Через два дня я получил письмо от Одиль:
«Здесь красиво. Скалы очень красивы. Я познакомилась в отеле с одной старой дамой, которая тебя знает, ее фамилия мадам Жуган; у нее дом в окрестностях Гандумаса. Я купаюсь каждый день. Вода теплая. Я делаю экскурсии по окрестностям. Мне очень нравится Бретань. Я каталась по морю. Надеюсь, что ты не чувствуешь себя несчастным. Развлекаешься ли ты? Обедал ли ты в последний вторник у тети Коры? Видел ли Мизу?»
Кончалось словами:
«Я тебя очень люблю. Целую тебя, дорогой».
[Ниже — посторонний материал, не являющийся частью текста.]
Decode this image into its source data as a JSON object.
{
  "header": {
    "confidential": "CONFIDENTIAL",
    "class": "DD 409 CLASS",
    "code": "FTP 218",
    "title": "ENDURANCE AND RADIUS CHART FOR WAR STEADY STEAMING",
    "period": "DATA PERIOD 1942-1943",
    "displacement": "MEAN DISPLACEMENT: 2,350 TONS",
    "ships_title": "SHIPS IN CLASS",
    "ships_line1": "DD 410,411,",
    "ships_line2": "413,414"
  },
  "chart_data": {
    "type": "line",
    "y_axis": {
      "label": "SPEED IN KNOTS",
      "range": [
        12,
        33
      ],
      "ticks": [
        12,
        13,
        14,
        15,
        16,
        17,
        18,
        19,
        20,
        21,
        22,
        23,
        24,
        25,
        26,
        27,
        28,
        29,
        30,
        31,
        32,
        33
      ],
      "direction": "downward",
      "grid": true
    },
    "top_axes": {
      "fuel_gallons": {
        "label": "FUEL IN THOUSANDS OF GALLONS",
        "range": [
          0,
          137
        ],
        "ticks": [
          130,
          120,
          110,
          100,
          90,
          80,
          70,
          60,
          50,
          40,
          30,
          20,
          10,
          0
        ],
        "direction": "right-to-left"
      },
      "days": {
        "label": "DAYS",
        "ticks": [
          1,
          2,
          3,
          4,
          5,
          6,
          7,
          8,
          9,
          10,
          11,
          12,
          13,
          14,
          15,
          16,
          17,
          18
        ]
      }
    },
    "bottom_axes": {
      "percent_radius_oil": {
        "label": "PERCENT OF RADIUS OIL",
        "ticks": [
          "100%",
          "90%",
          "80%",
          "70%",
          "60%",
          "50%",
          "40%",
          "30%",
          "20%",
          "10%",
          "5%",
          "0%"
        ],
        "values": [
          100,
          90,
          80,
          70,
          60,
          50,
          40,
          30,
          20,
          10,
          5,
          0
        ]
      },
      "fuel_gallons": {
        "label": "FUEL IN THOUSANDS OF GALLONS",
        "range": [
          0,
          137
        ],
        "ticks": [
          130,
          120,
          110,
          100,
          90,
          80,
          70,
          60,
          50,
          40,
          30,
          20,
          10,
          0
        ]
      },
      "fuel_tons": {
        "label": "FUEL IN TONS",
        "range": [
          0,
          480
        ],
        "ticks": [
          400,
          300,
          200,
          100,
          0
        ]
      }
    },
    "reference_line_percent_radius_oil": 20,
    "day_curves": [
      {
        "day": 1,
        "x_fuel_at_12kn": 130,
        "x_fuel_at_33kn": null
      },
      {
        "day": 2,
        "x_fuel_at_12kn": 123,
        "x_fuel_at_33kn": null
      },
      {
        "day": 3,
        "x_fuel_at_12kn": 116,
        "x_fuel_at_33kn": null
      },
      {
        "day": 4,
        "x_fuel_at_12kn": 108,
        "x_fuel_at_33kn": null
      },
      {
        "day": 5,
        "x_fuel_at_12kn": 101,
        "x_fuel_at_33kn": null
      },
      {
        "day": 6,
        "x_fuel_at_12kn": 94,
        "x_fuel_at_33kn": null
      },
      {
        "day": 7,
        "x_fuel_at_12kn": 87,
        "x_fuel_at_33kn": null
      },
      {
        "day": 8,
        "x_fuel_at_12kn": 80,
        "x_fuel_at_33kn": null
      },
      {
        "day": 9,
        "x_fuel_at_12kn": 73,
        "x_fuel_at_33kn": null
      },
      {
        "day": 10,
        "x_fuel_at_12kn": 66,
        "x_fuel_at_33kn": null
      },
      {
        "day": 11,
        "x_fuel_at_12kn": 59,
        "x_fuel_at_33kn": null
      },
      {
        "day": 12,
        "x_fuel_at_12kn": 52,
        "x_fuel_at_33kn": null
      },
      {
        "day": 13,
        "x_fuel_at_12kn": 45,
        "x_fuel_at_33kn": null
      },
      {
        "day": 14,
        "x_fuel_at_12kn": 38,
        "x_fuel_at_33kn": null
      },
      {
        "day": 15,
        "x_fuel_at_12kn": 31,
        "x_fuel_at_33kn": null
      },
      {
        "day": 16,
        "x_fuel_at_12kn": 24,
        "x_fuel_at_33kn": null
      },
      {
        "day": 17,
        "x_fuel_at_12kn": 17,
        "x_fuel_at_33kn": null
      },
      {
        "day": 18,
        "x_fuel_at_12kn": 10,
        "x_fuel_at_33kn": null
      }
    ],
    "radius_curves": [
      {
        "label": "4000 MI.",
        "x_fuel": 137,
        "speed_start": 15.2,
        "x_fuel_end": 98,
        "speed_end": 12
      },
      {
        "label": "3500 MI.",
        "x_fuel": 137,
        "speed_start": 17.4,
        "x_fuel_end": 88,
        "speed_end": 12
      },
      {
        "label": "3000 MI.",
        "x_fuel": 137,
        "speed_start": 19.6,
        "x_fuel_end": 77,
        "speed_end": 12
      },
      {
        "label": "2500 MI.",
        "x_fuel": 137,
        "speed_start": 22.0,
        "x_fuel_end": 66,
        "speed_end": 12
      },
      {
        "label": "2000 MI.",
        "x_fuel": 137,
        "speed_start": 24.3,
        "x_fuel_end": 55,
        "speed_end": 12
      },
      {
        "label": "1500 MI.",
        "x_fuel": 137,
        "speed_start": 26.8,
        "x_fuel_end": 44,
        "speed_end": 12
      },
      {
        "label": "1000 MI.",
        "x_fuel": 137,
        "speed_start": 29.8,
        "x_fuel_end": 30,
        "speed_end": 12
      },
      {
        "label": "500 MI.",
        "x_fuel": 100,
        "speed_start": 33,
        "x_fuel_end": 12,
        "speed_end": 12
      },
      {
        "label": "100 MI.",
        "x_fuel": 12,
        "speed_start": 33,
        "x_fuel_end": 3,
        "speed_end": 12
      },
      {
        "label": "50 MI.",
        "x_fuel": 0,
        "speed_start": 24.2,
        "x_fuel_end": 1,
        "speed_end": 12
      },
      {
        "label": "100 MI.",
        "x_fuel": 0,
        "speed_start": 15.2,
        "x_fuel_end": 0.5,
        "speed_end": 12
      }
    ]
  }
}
Почерк был несколько крупнее, чем обычно. Видно было, что она старалась заполнить все четыре странички, чтобы не огорчить меня, и что ей было очень трудно сделать это. Она торопилась, подумал я, он ждал ее, она ему говорила: «Но должна же я написать мужу». Представляя себе лицо Одиль, когда она произносила эту фразу, я думал, как она была хороша в эту минуту, и не мог не жаждать только одного: ее возвращения.
На следующей неделе после отъезда Одиль мне позвонила по телефону Миза.